The 100 Day Reality Challenge

Day 1 | Season 1 - Reflections on 2008 and a New Start

2008 was pure disaster for me. Well, no wonder, I was completely out of touch with myself for the better of the year. I knew what was happening, and I knew how to make it stop, but instead I let myself bounce around like some ping pong ball. No clear goals, no direction, no focus ... no wonder everything that could have gone wrong went wrong.

Well, that is all over now, and in the past. I'm closing that ugly chapter for good and forever.

I AM in control and I will direct my life from here on out. No more just letting things happen to me and feeling sorry for myself.

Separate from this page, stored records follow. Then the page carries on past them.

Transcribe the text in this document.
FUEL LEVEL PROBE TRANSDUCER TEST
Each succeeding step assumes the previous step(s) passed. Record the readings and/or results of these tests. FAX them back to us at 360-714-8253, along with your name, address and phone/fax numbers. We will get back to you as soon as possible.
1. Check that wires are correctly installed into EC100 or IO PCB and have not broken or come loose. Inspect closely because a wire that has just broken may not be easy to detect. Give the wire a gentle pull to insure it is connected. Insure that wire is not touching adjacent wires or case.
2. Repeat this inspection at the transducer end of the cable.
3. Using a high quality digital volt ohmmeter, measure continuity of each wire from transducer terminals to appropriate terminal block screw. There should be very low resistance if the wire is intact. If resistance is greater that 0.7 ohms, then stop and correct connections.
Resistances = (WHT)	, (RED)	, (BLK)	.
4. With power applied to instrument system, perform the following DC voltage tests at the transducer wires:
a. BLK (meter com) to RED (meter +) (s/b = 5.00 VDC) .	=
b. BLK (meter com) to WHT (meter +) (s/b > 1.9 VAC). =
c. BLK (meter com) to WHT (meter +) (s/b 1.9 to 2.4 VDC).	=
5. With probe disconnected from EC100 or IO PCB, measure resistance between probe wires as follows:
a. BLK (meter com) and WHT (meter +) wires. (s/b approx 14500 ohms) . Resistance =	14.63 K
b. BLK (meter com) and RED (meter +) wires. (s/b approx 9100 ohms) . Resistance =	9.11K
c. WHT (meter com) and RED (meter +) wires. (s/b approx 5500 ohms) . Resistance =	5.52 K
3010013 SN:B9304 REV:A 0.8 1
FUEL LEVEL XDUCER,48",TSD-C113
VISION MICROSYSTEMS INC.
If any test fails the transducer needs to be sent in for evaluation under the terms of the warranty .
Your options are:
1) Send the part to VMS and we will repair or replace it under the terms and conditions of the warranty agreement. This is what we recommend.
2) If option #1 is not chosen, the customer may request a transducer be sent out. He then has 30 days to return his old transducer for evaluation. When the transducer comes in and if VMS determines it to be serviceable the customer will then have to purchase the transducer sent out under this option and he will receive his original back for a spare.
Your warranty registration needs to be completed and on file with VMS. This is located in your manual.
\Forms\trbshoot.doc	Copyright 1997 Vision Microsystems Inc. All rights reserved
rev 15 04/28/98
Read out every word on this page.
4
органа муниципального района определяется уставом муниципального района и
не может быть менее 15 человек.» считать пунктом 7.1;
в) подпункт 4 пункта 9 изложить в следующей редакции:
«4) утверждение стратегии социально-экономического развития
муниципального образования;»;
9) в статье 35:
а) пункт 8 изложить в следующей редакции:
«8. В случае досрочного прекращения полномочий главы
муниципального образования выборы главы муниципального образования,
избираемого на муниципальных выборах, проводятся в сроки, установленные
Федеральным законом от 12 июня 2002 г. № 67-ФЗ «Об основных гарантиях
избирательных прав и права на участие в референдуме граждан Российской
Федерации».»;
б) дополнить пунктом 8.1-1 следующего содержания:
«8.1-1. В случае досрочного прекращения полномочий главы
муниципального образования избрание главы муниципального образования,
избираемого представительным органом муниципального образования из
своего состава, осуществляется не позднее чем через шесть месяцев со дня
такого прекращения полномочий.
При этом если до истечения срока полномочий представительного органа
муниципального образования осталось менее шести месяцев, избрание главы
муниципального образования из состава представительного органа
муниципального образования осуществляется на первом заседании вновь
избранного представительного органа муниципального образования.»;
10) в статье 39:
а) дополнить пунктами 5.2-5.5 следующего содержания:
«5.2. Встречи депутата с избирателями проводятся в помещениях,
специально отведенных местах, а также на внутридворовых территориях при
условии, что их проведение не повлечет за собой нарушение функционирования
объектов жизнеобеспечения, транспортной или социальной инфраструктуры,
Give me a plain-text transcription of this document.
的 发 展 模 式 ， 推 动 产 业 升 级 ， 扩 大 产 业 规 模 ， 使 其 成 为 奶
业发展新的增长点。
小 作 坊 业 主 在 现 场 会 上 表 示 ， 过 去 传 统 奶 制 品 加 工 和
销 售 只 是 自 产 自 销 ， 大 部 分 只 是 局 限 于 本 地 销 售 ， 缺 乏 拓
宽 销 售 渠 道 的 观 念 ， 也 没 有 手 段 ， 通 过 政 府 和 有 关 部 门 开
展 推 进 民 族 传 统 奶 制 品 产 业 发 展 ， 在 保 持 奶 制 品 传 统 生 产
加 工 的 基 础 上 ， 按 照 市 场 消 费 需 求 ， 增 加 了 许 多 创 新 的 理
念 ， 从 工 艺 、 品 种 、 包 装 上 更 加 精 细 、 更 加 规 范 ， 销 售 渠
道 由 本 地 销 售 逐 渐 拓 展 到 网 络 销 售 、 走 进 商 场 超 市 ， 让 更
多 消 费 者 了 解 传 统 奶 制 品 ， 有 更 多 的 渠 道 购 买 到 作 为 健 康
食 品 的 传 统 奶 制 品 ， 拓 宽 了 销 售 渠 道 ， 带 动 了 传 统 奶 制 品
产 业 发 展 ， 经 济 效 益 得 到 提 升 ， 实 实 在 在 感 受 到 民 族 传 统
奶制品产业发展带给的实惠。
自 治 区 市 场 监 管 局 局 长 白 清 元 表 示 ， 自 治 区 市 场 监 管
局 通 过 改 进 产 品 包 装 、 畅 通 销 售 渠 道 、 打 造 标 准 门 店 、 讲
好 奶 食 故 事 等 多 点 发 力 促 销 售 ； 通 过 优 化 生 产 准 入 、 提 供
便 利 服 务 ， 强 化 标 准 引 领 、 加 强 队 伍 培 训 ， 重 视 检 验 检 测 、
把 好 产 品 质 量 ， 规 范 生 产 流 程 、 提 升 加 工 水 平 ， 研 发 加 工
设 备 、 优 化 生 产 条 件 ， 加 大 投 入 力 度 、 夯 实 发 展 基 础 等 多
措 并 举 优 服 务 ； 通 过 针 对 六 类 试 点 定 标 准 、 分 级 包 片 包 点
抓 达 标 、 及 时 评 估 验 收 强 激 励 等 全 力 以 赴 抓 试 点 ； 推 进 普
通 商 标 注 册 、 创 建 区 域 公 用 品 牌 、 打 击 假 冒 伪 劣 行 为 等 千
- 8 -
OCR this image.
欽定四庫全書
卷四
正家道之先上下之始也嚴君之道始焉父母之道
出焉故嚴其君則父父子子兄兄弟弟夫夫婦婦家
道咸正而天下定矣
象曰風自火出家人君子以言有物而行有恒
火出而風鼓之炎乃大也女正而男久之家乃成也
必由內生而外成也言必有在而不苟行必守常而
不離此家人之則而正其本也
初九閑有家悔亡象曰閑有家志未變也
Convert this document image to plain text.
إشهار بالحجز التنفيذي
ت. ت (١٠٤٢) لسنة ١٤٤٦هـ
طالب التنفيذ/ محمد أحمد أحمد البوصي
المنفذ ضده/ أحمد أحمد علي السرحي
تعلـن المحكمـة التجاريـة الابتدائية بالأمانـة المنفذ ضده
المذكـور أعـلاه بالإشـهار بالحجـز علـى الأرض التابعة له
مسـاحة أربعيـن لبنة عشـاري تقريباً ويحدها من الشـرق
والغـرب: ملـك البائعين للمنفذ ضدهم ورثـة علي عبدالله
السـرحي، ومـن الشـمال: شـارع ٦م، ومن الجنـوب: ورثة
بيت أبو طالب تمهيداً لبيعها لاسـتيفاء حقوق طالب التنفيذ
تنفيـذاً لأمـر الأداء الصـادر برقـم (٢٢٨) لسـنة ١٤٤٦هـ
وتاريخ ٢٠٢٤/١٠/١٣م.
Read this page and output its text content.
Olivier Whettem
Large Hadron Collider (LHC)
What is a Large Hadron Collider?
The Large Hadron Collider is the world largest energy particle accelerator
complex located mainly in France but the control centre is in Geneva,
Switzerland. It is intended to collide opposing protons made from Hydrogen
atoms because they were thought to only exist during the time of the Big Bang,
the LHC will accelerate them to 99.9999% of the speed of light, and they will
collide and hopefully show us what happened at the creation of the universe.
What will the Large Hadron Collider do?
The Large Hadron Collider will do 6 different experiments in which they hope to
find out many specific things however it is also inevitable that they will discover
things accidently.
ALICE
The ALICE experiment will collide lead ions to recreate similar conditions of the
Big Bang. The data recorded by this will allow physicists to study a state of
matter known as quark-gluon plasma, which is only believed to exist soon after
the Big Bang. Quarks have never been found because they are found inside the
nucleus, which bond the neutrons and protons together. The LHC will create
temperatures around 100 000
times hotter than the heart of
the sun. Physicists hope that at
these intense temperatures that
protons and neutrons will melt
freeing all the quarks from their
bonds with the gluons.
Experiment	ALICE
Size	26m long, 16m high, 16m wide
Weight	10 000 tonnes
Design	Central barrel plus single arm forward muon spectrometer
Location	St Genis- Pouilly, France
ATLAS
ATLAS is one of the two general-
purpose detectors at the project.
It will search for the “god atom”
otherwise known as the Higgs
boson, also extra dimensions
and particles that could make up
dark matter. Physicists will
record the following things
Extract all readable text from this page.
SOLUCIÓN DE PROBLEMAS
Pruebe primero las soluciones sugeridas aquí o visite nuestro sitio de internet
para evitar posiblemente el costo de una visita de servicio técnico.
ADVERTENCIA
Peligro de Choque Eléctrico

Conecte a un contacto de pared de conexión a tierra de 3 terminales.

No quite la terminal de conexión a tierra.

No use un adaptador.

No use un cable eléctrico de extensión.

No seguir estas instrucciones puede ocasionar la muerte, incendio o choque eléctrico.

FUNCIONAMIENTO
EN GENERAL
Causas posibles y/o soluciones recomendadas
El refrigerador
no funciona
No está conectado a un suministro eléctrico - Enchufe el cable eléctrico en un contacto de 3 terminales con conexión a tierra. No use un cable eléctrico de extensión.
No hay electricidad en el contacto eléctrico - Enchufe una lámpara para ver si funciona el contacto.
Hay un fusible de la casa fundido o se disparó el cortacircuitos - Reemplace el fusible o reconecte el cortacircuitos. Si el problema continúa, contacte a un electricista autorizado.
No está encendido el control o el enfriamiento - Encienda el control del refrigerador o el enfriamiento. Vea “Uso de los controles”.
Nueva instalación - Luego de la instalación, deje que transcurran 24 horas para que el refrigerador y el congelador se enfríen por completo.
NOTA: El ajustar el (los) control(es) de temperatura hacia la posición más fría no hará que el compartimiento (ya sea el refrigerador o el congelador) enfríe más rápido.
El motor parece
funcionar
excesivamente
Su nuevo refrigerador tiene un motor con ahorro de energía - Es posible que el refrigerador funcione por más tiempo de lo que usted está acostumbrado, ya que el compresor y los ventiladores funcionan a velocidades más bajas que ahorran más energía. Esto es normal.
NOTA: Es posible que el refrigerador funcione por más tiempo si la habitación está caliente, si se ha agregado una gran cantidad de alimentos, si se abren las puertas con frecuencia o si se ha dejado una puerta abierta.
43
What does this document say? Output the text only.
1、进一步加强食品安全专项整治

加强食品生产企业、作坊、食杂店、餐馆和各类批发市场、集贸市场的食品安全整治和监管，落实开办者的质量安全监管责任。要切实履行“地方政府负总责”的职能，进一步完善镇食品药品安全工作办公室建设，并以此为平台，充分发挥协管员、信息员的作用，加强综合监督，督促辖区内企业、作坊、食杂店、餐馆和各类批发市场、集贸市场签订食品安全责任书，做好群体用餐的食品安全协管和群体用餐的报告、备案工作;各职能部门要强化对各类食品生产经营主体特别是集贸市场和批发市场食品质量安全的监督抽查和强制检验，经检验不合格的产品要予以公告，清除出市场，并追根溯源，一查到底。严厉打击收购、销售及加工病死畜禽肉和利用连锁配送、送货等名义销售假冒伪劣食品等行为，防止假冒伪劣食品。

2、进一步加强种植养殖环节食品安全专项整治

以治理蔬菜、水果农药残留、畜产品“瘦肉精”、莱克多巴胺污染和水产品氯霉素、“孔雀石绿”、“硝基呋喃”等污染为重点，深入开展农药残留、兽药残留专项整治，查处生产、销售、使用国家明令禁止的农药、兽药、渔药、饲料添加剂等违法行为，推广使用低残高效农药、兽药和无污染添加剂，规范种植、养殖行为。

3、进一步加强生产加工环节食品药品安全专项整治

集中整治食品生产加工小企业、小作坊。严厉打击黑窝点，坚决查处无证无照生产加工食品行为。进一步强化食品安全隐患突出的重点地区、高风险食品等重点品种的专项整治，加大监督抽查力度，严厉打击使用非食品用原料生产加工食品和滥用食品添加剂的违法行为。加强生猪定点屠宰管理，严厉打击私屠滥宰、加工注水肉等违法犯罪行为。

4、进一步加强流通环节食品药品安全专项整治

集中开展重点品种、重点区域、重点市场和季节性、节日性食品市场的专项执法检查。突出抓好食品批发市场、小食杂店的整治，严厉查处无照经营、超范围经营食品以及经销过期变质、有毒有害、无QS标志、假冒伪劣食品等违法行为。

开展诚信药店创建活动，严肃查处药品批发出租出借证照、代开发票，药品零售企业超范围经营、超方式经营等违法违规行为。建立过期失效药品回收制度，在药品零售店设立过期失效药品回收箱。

This is MY life and only I have the power to make it what I want it to be. The Law of Attraction is going to work for me to turn things around and get back on the right path and get the things that I want, and deserve.

Season 1 for me will be all about reinventing myself.

1. I refuse to be a doormat any longer and will put my needs, and my desires, first for a change. To that end, I will say "NO" whenever appropriate and I will NOT feel guilty about it.

2. I've gained weight, gotten out of shape, generally let myself go and I've been feeling awfully disgusted with myself. I cannot hope to attract positive things if I feel so negative about myself. Therefore, I will be very proactive in changing the way I look (and hence, the way I feel) about myself. That means healthier food choices, exercise, meditation and well-deserved ME time as a way of life, not just whenever I have a little time because I'm too busy making everyone else happy.

3. My finances are a total and seemingly hopeless mess - and that is putting it mildly. To that end, I have already made some progress in that I've stopped doing what I was doing - spinning my wheels, working my behind off and getting nowhere in sales. I've already stopped the sales because it was just counter-productive and eating away at me. The universe has, in fact, shown me two other opportunities and so far, I've dabbled in both. But, since I have not had my head screwed on straight, and have been sorely lacking in self-confidence, I haven't done much with these Golden Opportunities. So, in this New Year, I will explore these opportunities to the fullest, knowing that the Universe has shown them to me for a reason.

I will stop the self-doubt and the self-loathing and turn this all around and FAST. Because the sooner I get back on tract, the sooner I will start attracting all of the GOOD things life has to offer. And, that is a FACT!